Unnamed: 0,business_operator,detail_url,street_number,street,total_outstanding,total_units,geo_local_area,lat,long,zoning_classification,current_land_value,year_built
115,0707892 BC Ltd,http://app.vancouver.ca/RPS_Net/Default.aspx?n...,320,ABBOTT ST,1,60,Downtown,49.282614,-123.106648,Historical Area,10272000.0,1911.0
214,Central City Foundation,http://app.vancouver.ca/RPS_Net/Default.aspx?n...,404,ABBOTT ST,4,71,Downtown,49.281685,-123.107136,Historical Area,388000.0,1911.0
425,0730235 BC Ltd,http://app.vancouver.ca/RPS_Net/Default.aspx?n...,1683,ADANAC ST,7,21,Grandview-Woodland,49.277827,-123.070885,Residential,4733000.0,1994.0
872,Lily Jang,http://app.vancouver.ca/RPS_Net/Default.aspx?n...,1785,ADANAC ST,1,5,Grandview-Woodland,49.277803,-123.068787,Residential,1945000.0,1952.0
1547,Entre Nous Femmes Housing Society,http://app.vancouver.ca/RPS_Net/Default.aspx?n...,1656,ADANAC ST,4,46,Grandview-Woodland,49.277334,-123.072002,Residential,6118000.0,


In [24]:
joined_df.to_csv(output_dir+'rentals_with_property_value.csv')

## Final Summary
- I've condensed the raw `property_tax_report_2025.csv` so it just includes columns we need for the dashboard without becoming too big.
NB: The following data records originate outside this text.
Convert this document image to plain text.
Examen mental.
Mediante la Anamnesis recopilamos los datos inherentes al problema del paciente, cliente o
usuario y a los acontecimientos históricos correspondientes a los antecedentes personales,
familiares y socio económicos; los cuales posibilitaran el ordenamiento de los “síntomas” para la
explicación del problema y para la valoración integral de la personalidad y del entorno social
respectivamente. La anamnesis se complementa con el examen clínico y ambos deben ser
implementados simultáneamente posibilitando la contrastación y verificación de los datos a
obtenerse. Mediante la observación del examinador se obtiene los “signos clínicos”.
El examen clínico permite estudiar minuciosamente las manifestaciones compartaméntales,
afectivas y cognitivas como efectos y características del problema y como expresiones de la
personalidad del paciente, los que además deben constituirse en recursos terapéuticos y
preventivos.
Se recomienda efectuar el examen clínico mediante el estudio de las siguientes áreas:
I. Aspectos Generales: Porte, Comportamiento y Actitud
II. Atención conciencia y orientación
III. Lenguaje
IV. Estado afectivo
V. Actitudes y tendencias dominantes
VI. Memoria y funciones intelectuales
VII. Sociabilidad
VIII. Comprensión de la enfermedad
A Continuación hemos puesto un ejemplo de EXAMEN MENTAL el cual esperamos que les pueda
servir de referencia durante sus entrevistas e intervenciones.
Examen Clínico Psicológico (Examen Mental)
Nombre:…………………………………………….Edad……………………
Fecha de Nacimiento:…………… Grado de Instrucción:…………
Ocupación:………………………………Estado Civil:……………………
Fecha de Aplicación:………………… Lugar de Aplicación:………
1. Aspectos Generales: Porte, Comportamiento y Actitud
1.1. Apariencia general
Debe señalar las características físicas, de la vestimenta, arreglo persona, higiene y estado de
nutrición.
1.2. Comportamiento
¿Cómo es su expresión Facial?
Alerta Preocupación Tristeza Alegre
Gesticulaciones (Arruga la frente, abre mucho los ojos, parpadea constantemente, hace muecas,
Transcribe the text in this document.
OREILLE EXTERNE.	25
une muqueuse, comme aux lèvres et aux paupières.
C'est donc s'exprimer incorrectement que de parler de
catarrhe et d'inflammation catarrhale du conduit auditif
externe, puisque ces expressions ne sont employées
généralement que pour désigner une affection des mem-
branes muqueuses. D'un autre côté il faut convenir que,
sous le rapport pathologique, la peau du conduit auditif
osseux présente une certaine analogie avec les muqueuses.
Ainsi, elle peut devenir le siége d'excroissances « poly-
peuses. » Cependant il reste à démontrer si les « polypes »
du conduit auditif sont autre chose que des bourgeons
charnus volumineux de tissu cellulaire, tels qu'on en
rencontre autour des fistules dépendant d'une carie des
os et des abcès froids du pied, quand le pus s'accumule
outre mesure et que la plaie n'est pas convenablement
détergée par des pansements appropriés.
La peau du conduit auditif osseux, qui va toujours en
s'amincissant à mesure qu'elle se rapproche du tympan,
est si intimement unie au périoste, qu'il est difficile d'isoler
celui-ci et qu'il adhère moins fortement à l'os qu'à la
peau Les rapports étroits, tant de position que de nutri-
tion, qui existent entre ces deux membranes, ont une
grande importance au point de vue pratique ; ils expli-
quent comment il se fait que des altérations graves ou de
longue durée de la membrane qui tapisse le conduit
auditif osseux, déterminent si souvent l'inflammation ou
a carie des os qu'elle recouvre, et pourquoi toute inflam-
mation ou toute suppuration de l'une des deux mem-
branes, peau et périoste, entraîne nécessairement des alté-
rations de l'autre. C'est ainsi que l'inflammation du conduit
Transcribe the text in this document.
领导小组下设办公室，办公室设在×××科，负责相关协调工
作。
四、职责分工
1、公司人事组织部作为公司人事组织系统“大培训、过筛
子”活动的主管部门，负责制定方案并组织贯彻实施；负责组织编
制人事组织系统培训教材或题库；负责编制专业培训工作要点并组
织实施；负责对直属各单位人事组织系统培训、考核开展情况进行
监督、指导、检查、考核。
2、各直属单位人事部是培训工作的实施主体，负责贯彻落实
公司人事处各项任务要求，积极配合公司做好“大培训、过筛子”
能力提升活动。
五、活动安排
- I've added cleaned dataframes for the property tax data and rental issues data in the `data/clean` directory. 
- All of the residences in the rental issues dataset that have matching property value records have been joined to one dataframe in `data/clean/rental_issues_with_property_values.csv`. There are only 198 records; this is because many properties had duplicate entries and multiple land values due to the way the property tax data is structured. Unfortunately  I think this is the best we can do without more understanding of the data collection process but it should be enough for what we need.